Hint: Concatenate the `Row`s but keep only one copy of the join key.

**write some code here**

In [None]:
# codecell_62a (keep this id for tracking purposes)

def replicated_hash_join(R, S, keyR, keyS):




Let's try to use it!

In [None]:
%%timemem

replicated_hash_join_rdd = replicated_hash_join(brands_rdd, products_rdd, "brand_key", "brand_key")
replicated_hash_join_rdd.count()

Add in the `WHERE` clause:

In [None]:
replicated_hash_join_results_rdd = replicated_hash_join_rdd.filter(lambda row: row["brand_key"] == 423)
replicated_hash_join_results_rdd.count()

If you look at the results, they're a bit difficult to read... why don't we just use Spark DataFrames for prettification?

In [None]:
df = spark.createDataFrame(replicated_hash_join_results_rdd.collect())
df.show()

Verify output against the SQL query.

## 7. Join Performance

Now that we have two different implementations of joins, let's compare them, on the _same exact query_.
The first two are repeated from above.

Let's call this J1 below.
(Run the cell, it should just work. If it doesn't you'll need to fix the implementation above.)

In [None]:
%%timemem

shuffle_join_rdd = shuffle_join(brands_rdd, products_rdd, "brand_key", "brand_key").filter(lambda row: row["brand_key"] == 423)
shuffle_join_rdd.count()

Let's call this J2 below.
(Run the cell, it should just work. If it doesn't you'll need to fix the implementation above.)

In [None]:
%%timemem

replicated_hash_join_rdd = replicated_hash_join(brands_rdd, products_rdd, "brand_key", "brand_key").filter(lambda row: row["brand_key"] == 423)
replicated_hash_join_rdd.count()

Let's call this J3 below.
(Run the cell, it should just work. If it doesn't you'll need to fix the implementation above.)

In [None]:
%%timemem

replicated_hash_join_rdd = replicated_hash_join(products_rdd, brands_rdd, "brand_key", "brand_key").filter(lambda row: row["brand_key"] == 423)
replicated_hash_join_rdd.count()

J1, J2, and J3 should give you exactly the same results.
After all, they're just different implementations of the same query.
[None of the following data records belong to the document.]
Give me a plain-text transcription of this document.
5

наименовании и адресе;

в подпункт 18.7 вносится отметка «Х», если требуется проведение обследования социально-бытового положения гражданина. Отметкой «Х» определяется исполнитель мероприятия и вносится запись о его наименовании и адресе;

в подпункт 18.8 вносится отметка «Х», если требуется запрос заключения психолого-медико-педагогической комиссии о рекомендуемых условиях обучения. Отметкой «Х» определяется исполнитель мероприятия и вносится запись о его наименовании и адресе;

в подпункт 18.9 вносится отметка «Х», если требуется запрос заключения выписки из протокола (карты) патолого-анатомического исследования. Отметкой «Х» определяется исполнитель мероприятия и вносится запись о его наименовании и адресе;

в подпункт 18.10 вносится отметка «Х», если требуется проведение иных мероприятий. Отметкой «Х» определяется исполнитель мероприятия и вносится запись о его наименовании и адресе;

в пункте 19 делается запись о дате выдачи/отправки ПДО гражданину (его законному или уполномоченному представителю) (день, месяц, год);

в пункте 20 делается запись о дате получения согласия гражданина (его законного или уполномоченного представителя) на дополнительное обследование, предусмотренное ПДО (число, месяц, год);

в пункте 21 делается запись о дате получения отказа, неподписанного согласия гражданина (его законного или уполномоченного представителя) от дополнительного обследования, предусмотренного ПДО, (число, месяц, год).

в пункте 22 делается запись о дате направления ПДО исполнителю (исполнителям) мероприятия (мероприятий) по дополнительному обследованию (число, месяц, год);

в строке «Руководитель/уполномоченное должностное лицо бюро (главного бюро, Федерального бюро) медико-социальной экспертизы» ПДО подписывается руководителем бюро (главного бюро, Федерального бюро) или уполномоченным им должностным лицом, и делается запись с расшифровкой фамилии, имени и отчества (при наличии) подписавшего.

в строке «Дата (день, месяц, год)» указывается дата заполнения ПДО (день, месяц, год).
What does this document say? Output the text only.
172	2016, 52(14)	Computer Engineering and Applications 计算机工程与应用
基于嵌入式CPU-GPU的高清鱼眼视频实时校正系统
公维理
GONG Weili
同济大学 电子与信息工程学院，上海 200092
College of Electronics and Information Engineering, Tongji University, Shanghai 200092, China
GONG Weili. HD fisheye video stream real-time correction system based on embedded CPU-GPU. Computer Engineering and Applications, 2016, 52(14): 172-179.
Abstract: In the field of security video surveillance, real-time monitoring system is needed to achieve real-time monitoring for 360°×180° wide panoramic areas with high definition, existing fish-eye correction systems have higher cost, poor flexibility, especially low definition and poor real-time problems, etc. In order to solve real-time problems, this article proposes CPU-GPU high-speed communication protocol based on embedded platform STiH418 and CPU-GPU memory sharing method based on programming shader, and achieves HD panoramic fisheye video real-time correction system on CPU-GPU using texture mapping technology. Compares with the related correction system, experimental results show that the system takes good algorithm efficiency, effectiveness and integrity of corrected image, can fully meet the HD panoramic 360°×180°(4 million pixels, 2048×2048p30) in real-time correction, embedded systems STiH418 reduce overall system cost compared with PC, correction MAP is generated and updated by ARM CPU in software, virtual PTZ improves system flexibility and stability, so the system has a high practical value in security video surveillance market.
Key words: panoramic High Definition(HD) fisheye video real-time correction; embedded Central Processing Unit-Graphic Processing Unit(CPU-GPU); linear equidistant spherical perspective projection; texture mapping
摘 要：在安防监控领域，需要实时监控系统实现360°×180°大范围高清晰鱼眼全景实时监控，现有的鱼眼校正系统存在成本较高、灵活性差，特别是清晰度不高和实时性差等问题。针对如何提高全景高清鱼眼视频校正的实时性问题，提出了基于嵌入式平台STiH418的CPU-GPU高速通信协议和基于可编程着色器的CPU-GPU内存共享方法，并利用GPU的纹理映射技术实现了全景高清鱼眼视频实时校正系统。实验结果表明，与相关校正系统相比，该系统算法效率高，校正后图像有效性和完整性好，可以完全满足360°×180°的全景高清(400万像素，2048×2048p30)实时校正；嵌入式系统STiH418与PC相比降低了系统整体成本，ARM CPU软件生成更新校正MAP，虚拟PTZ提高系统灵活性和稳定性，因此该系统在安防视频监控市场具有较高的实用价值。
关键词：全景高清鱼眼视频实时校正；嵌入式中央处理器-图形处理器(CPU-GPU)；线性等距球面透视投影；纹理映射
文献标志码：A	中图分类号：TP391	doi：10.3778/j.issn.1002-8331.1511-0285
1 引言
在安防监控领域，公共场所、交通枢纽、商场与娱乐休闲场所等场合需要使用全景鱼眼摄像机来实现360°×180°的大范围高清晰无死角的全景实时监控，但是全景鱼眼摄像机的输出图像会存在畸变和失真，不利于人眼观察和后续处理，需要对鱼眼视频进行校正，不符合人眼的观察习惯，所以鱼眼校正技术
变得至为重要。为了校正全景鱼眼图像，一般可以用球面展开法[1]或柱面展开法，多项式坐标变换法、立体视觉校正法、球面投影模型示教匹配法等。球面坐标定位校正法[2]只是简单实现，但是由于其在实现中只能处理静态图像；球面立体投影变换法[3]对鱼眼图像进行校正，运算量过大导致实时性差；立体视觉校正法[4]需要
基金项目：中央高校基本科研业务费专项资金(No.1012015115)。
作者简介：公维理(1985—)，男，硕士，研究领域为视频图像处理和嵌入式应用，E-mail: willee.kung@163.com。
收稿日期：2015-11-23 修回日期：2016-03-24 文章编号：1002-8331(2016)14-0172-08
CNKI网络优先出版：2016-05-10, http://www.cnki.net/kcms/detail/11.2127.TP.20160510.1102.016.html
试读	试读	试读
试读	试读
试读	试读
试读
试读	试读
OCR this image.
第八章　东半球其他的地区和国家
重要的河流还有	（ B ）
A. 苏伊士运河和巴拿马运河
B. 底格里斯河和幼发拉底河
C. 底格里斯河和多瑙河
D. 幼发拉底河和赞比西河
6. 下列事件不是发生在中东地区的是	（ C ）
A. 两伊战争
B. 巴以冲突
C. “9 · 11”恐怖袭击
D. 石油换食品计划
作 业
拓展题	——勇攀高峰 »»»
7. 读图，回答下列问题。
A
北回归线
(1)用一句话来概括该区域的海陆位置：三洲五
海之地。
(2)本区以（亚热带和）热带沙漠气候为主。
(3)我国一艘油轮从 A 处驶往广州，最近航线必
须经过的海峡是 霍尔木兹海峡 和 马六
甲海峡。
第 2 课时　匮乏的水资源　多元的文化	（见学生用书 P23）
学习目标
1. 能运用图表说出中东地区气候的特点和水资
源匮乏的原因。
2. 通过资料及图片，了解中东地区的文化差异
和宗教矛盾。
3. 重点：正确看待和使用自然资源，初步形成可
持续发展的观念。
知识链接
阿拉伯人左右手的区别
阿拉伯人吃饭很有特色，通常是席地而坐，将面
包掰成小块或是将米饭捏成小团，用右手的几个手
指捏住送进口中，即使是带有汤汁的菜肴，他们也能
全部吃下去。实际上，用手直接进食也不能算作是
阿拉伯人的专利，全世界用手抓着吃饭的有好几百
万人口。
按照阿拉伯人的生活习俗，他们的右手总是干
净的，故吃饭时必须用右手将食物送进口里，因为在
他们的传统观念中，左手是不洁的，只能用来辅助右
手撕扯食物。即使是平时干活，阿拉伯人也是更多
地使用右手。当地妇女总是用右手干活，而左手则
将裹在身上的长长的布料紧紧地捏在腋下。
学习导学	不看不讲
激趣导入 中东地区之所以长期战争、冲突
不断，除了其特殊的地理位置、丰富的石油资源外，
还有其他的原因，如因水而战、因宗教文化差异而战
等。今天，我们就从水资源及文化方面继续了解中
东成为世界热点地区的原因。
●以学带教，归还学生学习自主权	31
Answer the questions below.

**Put your answers below!**

// qcell_7x1290 (keep this id for tracking purposes)

**What are the running times of J1, J2, and J3**?
(You might want to run the cells a few times and take the average.)

- **Running time of J1:** <font color="red">X.X</font> seconds
- **Running time of J2:** <font color="red">X.X</font> seconds
- **Running time of J3:** <font color="red">X.X</font> seconds

**Explain:**

+ If the running times are what you expect, explain why X > Y > Z.
+ If the running times are _not_ what you expect, explain what they _should_ be, and then explain why X > Y > Z.
+ Specifically compare J2 and J3.

**Your answer?**

# 8. Submission

Details about the Submission of this assignment are outlined in the helper.

In [None]:
%%timemem
spark.stop()

## Performance notes
- Set and justify `spark.sql.shuffle.partitions` for local vs. cluster runs.
- Prefer DataFrame built-ins over Python UDFs; push logic to Catalyst when possible.
- Use **AQE** (adaptive query execution) to mitigate skew; consider salting for extreme keys.
- Cache only when reuse exists; unpersist when no longer needed.
- Use **broadcast join** only when the small side fits in memory; verify with `explain`.
- Capture `df.explain(mode='formatted')` for at least one analysis query and one join.
- A3 note: Python RDDs cross the Python/JVM boundary; slower runtimes are expected for the RDD parts.

## Self-check (toy data)

In [None]:
if spark is not None:
    a = spark.sparkContext.parallelize([1,2,3,4])
    # write some code here to exercise your rdd_mean functions
    left = spark.sparkContext.parallelize([(1,'A'), (2,'B'), (3,'C')])
    right = spark.sparkContext.parallelize([(1,10), (2,20)])
    # write some code here to exercise your join functions
    pass


## Reproducibility checklist
- Record Python, Java, and Spark versions.
- Fix timezone to UTC and log run timestamp.
- Pin random seeds where randomness is used.
- Save configs: `spark.sql.shuffle.partitions`, AQE flags, broadcast thresholds if changed.
- Provide exact run commands and input/output paths.
- Export a minimal environment file (`environment.yml` or `requirements.txt`).
- Keep data paths relative to project root; avoid user-specific absolute paths.
- Include small sample outputs for verification.